A QUEM POSSA INTERESSAR

A maior parte dos textos aqui citados (por razões óbvias) não tem a autorização prévia dos seus legítimos proprietários. Entretanto, o uso neste blogue deve-se apenas a razões estritamente culturais e de divulgação, sem nenhum objetivo comercial, de usurpação de autoria e muito menos de plágio.
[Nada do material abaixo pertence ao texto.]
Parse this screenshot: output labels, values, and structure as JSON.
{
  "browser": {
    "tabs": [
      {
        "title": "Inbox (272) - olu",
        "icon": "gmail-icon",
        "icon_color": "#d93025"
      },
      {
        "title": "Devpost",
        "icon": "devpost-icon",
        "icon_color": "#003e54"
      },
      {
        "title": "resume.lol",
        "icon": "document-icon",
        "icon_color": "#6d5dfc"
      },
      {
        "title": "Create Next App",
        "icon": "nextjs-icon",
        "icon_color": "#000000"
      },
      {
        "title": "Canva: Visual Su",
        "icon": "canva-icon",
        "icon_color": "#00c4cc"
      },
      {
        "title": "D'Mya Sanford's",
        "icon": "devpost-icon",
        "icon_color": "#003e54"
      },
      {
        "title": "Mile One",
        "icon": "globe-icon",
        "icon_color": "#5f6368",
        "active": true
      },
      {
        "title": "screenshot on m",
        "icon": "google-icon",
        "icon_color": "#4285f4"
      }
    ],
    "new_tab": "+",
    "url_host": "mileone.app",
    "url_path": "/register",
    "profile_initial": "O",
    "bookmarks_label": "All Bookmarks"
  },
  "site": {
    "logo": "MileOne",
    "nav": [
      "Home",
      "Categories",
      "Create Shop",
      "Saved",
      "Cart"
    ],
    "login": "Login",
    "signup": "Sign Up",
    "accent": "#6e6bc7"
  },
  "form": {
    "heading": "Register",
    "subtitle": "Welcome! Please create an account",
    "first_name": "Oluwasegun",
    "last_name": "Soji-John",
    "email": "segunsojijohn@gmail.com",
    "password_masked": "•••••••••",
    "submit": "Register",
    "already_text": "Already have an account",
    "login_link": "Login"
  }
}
A administradora do ARMADILHAS DO TEMPO pretende apenas expressar a sua admiração pessoal pelas obras e pelos autores citados, julgando assim contribuir para a divulgação da arte, da literatura e da poesia em particular. A ADMINISTRAÇÃO DO ARMADILHAS DO TEMPO respeitará inteiramente a vontade de qualquer autor que legitimamente manifeste a vontade de retirar qualquer texto aqui postado.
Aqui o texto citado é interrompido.